SP: Ohne EU-Beitritt schindende Selbstbestimmung
Hans-Jürg Fehr (SH) wertete das seitens der SP als Hinweis auf die Notwendigkeit eines EU-Beitritts. Die Bilateralen seien nur für die Schweiz der Königsweg. Neuverhandlungen werde es nur unter Übernahme von Gemeinschaftsrecht geben. Damit schwinde die Selbstbestimmung. Ein EU-Beitritt sei nicht die Lieblings-, aber vielleicht die einzige Lösung. Namens der SVP widersprach Ulrich Schlüer (ZH) vehement. In der aktuellen Währungskrise der EU zeige sich, wie wichtig die schweizerische Souveränität sei.
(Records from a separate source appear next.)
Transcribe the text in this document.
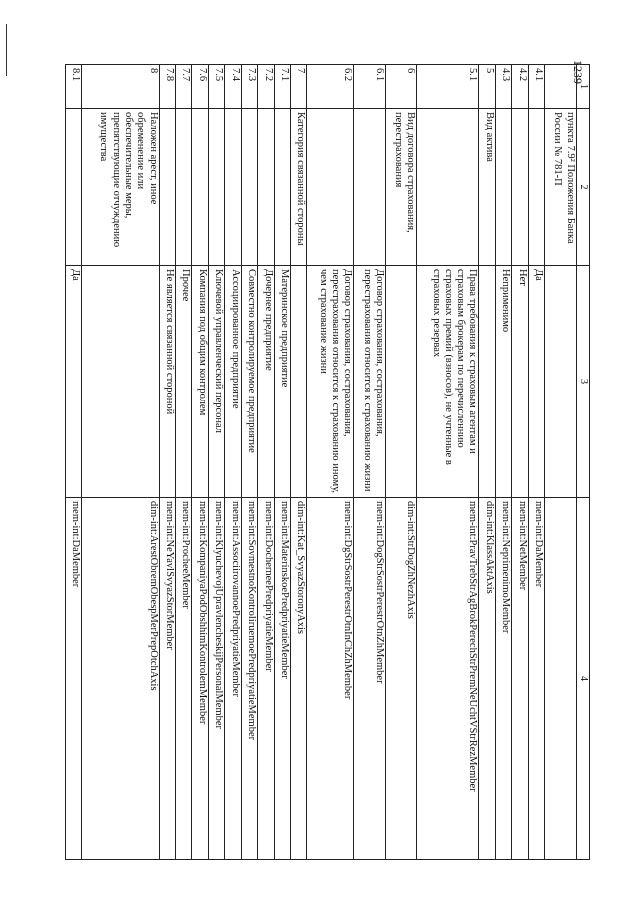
1239
1	2	3	4
	пункта 7.9² Положения Банка России № 781-П		
4.1		Да	mem-int:DaMember
4.2		Нет	mem-int:NetMember
4.3		Неприменимо	mem-int:NeprimenimoMember
5	Вид актива		dim-int:KlassAktAxis
5.1		Права требования к страховым агентам и страховым брокерам по перечисленнию страховых премий (взносов), не учтенные в страховых резервах	mem-int:PravTrebStrAgBrokPerechStrPremNeUchtVStrRezMember
6	Вид договора страхования, перестрахования		dim-int:StrDogZhNezhAxis
6.1		Договор страхования, сострахования, перестрахования относится к страхованию жизни	mem-int:DogStrSostrPerestrOtnZhMember
6.2		Договор страхования, сострахования, перестрахования относится к страхованию иному, чем страхование жизни	mem-int:DgStrSostrPerestrOtnInChZhMember
7	Категория связанной стороны		dim-int:Kat_SvyazStoronyAxis
7.1		Материнское предприятие	mem-int:MaterinskoePredpriyatieMember
7.2		Дочернее предприятие	mem-int:DocherneePredpriyatieMember
7.3		Совместно контролируемое предприятие	mem-int:SovmestnoKontroliruemoePredpriyatieMember
7.4		Ассоциированное предприятие	mem-int:AssociirovannoePredpriyatieMember
7.5		Ключевой управленческий персонал	mem-int:KlyuchevojUpravlencheskijPersonalMember
7.6		Компания под общим контролем	mem-int:KompaniyaPodObshhimKontrolemMember
7.7		Прочее	mem-int:ProcheeMember
7.8		Не является связанной стороной	mem-int:NeYavlSvyazStorMember
8	Наложен арест, иное обременение или обеспечительные меры, препятствующие отчуждению имущества		dim-int:ArestObremObespMerPrepOtchAxis
8.1		Да	mem-int:DaMember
Die Schweiz sei in Europa das einzige Land mit tiefen Steuern. Gegenüber der krisengeschüttelten EU sei die Verhandlungsposition ausgezeichnet, die Regierung müsste sie nur noch nutzen.


FDP warnt vor Schweiz als EU-Mitglied ohne Stimmrecht
Walter Müller (SG) plädierte im Namen der FDP-Liberalen-Fraktion ebenfalls für Selbstbewusstsein. Neue Abkommen seien anspruchsvoll, darum sollten sie sich aufs Wesentliche konzentrieren. Eine automatische Übernahme von Gemeinschaftsrecht verbiete sich. Sonst werde die Schweiz zum EU-Mitglied ohne Stimmrecht. Reto Wehrli erklärte für die CVP/EVP/GLP-Fraktion, der Bundesrat dürfe keine vorauseilenden Gesetze beschliessen. Das Interesse der Schweiz müsse Vorrang haben. Weiterhin sei auf einen dreifachen Bilateralismus zu setzen, nämlich auf den Kontakt zur EU, zu deren einzelnen Ländern und vor allem auch zu Nicht-EU-Staaten.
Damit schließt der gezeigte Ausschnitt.